A new day. A new year. New beginnings. It’s a time for resolutions and goals, for re-assessing the current and making plans for the future. Whether it’s January 1st, our birthday, a new job, or some other new beginning, we tend to see them as a chance to start afresh.
I’ve never been much of a planner, not in the strictest sense. I like to dream and consider the future, but I tend to forget — or flat-out ignore — the specifics it takes to get there. At least until the moment for change is upon me. Then I’m so super-focused on those details that I can miss the bigger picture and completely freak myself out.
Yet I can come off as rather perfectionistic about details, which may cause some to think I’m a big planner. I think that perfectionism is because I’m already at the freak-out stage and trying to micro-manage every single detail.
This year I want to learn how to focus my desires and mold them into plans, even if those plans are just outlines and loose sketches. The last few years have taught me the value of focusing on the specifics because I’ve seen how my career, my dreams, my recovery, even my walk with God stall out for lack of a plan.
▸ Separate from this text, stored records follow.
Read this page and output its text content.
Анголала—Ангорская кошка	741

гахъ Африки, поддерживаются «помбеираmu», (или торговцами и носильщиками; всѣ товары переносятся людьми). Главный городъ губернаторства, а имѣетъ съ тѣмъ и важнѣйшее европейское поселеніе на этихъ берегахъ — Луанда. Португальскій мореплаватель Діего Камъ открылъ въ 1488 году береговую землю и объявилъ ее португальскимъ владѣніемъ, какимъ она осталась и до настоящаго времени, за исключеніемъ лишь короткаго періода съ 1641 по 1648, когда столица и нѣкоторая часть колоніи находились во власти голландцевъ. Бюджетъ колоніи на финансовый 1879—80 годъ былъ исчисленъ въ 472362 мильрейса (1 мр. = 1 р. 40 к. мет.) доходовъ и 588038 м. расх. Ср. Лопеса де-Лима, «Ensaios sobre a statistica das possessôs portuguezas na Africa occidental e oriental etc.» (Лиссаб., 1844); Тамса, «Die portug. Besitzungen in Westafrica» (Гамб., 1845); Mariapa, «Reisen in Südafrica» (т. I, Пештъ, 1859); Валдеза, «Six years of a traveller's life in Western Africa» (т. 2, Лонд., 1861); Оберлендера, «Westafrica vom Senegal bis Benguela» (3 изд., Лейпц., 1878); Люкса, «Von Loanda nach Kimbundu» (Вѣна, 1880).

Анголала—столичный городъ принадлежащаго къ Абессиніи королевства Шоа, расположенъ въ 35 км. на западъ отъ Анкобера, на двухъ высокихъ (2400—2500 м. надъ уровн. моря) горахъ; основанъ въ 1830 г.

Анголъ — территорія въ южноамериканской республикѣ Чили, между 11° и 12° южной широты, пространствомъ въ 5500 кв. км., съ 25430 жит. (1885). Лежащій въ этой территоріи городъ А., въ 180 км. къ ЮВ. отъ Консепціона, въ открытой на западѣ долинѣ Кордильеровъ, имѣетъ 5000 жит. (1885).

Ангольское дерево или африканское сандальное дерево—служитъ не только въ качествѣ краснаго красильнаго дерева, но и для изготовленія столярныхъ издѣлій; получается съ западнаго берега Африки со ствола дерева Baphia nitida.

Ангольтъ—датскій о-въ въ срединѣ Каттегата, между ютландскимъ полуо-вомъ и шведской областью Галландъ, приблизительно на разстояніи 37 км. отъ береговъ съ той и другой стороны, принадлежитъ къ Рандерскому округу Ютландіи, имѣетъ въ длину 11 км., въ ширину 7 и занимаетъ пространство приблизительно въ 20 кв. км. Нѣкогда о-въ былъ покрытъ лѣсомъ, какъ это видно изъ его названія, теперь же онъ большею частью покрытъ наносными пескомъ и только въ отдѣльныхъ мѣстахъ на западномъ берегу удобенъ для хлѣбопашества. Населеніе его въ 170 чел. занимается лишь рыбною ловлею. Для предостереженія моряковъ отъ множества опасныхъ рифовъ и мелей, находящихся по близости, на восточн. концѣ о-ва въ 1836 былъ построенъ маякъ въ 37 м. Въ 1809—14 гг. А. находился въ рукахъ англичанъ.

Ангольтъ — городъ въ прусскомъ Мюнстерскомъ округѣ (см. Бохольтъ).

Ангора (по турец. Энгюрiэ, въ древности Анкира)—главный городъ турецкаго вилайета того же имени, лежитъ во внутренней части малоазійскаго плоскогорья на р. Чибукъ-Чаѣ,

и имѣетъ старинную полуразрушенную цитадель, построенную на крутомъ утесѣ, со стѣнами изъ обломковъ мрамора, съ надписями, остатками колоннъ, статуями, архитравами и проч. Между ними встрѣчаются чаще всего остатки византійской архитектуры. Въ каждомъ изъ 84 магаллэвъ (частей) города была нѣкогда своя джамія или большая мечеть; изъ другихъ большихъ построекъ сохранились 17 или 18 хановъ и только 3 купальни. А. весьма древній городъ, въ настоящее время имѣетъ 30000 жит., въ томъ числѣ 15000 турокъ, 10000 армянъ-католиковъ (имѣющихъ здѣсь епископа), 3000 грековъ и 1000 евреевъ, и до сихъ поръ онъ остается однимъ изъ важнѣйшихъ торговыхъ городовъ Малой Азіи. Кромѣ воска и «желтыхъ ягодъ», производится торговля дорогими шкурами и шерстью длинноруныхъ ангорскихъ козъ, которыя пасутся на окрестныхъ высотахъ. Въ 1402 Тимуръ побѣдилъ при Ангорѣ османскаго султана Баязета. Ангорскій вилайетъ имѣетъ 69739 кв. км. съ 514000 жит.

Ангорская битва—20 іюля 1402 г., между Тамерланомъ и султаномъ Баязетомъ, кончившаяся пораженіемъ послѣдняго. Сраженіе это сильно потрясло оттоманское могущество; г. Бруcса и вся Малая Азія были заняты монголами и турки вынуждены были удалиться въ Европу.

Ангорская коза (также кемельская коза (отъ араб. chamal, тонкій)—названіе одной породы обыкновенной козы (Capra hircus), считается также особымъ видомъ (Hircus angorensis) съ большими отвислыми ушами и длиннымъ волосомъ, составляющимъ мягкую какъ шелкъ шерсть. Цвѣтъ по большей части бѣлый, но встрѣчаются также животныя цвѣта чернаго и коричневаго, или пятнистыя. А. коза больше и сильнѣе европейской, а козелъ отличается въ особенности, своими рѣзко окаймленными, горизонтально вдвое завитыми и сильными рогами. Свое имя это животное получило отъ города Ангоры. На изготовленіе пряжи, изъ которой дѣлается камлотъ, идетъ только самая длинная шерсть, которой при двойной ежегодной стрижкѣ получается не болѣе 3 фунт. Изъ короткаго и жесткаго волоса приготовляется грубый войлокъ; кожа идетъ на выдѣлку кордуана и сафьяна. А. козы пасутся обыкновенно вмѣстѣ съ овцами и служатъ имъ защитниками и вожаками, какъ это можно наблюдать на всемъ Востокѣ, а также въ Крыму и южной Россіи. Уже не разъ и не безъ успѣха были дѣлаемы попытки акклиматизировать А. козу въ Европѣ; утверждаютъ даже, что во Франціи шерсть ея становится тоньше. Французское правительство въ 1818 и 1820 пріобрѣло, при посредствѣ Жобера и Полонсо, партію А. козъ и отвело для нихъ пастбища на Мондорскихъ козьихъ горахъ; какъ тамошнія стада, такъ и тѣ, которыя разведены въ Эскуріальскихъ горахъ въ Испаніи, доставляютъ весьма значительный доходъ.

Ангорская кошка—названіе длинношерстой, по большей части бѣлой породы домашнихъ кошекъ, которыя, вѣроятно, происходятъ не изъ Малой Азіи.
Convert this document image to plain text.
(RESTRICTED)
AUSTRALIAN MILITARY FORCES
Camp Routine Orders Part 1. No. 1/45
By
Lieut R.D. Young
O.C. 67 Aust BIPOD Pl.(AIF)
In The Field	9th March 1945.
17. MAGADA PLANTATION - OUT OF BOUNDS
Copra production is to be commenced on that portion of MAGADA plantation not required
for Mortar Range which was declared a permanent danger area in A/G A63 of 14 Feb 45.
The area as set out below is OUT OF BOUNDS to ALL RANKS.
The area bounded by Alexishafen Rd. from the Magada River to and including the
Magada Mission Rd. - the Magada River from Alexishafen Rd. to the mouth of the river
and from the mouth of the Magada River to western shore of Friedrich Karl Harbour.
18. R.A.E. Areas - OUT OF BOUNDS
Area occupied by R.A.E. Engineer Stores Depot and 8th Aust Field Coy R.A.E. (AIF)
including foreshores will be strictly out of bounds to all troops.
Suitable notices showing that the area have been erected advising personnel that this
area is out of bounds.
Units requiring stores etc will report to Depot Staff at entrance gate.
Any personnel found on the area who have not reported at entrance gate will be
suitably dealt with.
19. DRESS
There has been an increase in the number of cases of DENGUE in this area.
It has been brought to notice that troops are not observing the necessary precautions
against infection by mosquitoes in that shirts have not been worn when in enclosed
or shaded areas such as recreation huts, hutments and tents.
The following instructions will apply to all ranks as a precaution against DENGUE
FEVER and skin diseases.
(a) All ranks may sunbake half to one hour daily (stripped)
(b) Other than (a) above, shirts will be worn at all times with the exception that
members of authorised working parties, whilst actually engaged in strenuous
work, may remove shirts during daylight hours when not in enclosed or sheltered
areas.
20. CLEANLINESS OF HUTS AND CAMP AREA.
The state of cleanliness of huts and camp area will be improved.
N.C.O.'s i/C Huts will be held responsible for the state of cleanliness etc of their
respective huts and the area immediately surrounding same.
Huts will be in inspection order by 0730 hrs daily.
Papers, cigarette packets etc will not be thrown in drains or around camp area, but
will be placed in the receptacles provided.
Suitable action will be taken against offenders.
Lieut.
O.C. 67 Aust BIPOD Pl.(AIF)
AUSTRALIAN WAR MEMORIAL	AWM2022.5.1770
What good is it to know where you want to go, if you don’t know how you’re going to get there?
In the past I figured I would work that out as I went along, not realizing how lost I could get on the way. I’m grateful that I never went so far out into the weeds that I lost the path altogether. I think I owe that more to God’s hand on my life than I do my own sense of direction.
This is what the Lord says: “You will be in Babylon for seventy years. But then I will come and do for you all the good things I have promised, and I will bring you home again. For I know the plans I have for you,” says the Lord. “They are plans for good and not for disaster, to give you a future and a hope. — Jeremiah 29: 10 – 11 (New Living Translation)
That God has plans for me still amazes me. That I am considered by the Almighty God is crazy in itself, but that He created a unique part for me to play in His plans for this world can just blow my mind at times. So if God has a plan, why do I need one? Shouldn’t I just wait for Him to guide me where He wants me to go?
I wrestle with these questions from time to time, and the only conclusion I can draw — more from my own experience and life than anything else — is that it’s not an either/or scenario. It’s a both/and one. It is that God has plans for me and He wants me to actively participate in the planning process. It is that God wants to guide me where He wants me to go and he wants me to create a course of action to follow — in pencil so it’s fluid, changeable.
There was no real, lasting recovery from alcoholism until Bill W. and Dr. Bob began to chart a course together that would later become known as the 12 Steps. While the steps stand alone as significant, these foundations are principles that can be found throughout Scripture. God guided, man set down a course of action.
Also, Paul sought God’s guidance as he spread the Good News of Jesus throughout Greece, Cyprus and Rome. Yet he still made plans to go to those places most pressing on his heart. Sometimes he was so set in his plans that God had to send him dreams to turn him another direction.
Yes, God has plans for me. And He is more than willing and eager to share them with me. And He also wants me to participate in this adventure by charting a course in the direction of the dreams and visions He placed in me.
How about you? Are you creating a course of action (or two) to reach the shores of a dream or vision God has given you? What are those dreams and action plans?